そこで、会社の価値の中で最後にふれたように、マネジメント2.0では “目的に対する行動(実現性・実行性)” を評価していくことになる。

もう少し言葉を加えるなら、目標に対する達成状況を分析・検証・評価することから、目的の実現性や理念・ミッションの実行性を確認し評価していくことに変わっていく。

● 目標に対する達成状況
    どう成長し、どう利益をあげているか
● 目的の実現性
    目的までの方向は正しいか、このまま進んで問題ないか
● 理念・ミッションの実行性
    目的に向かって活動をしているのか
    理念やミッションに基づいた経営を実行しているのか

マネジメント1.0の達成状況という目に見えてわかる評価に比べ、マネジメント2.0の評価の対象や方法は非常に曖昧でわかりにくい。目安になる値はなく、後述するように測り方も決まってはいない、いや正しくは決めない。

決めない理由はいろいろあるが、大きな理由は次にふれるが、決めていくプロセスに意味があるから。また、具体的でなく抽象的すぎてよくわからないかもしれない。しかし、この抽象的でわかりにくいことにこそ、個性のある会社の価値を顕すことができる

ビジネスでは、わかりやすさをひたすら追い求めている。説明などでも、端的に要点だけを伝えることを強く求められる。説明も、1分でとか、1センテンスでとか、短さをひたすら求められる。補足説明をしようとするなら、聞かれたことだけ答えろと一蹴される。
効率性や生産性を求め過ぎた結果が、ここにも現れている。言葉を削ることで、言葉の含みであり膨らみでもあった余白を失った。結果、会社は空虚で無機質な文化に取って代わり、息苦しさが会社や社会を覆うようになった。

VUCAのAは曖昧性(Ambiguity)で、曖昧さに抗ってマネジメント1.0のように定量化して評価するのではなく、曖昧さをそのまま確認する作業が真の会社の評価へとなっていく
曖昧さと向き合うことが、曖昧さを楽しむことが、今の会社に必要だと考える。会計の可能性でもふれたが、曖昧さというわかりにくさの余白をデザインすることで、会計情報に意味を持たせることができる。この評価こそが、会計の新しい可能性となっていく。

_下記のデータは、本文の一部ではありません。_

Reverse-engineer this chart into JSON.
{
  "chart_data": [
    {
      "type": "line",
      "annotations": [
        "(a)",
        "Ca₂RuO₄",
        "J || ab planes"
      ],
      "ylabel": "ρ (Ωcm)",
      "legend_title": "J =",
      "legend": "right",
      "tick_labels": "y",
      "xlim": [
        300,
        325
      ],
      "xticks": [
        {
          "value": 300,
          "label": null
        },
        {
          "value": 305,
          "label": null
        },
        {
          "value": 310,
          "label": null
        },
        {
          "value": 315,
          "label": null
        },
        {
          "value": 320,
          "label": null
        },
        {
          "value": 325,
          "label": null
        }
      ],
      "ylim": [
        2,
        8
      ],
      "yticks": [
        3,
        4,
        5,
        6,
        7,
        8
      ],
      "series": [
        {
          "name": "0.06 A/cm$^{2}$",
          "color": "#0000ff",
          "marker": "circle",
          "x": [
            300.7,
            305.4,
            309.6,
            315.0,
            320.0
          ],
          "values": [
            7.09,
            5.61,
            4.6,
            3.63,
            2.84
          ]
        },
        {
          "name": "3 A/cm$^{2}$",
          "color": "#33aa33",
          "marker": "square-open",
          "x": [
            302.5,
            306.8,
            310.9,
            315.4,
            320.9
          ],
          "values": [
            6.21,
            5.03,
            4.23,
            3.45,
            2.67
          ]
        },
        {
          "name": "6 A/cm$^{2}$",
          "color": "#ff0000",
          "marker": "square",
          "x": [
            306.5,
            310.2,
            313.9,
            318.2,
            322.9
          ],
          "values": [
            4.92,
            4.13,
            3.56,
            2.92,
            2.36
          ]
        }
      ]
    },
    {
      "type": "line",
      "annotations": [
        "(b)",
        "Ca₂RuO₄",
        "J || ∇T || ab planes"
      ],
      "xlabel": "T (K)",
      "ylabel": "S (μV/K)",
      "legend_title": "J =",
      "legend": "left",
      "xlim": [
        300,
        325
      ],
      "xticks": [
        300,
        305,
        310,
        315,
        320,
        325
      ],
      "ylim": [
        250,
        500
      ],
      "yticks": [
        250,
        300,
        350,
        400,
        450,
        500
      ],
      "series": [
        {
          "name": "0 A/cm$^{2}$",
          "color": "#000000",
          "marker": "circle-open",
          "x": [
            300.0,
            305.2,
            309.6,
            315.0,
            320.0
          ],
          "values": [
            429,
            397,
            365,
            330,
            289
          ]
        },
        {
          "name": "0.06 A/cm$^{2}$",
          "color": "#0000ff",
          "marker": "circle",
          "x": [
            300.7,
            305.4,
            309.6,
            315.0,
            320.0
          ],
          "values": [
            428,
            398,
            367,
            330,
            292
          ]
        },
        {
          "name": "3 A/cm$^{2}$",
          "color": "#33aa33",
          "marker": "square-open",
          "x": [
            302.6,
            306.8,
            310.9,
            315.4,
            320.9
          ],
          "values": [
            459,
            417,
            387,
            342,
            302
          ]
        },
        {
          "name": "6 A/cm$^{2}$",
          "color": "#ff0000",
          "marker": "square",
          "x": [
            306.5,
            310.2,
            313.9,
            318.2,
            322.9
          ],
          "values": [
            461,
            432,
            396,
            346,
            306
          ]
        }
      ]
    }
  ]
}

「結果を見る」から「行動を観る」評価に変わることで、測る指標も変わっていく。測る指標は、“経営結果を表す数字” から “行動を表す文脈” に変わる。

評価する時、数字は誤魔化せても、行動は誤魔化せない。何をしたかという行動を知っているのは、自分たちだから。
自分を誤魔化し偽ることは正しい行動ではなく、誤魔化した時点で会社の存在意義を失う。さらに、行動を評価していくことで、自分に内省を促すことができる。内省の結果、よりよい会社になっていく。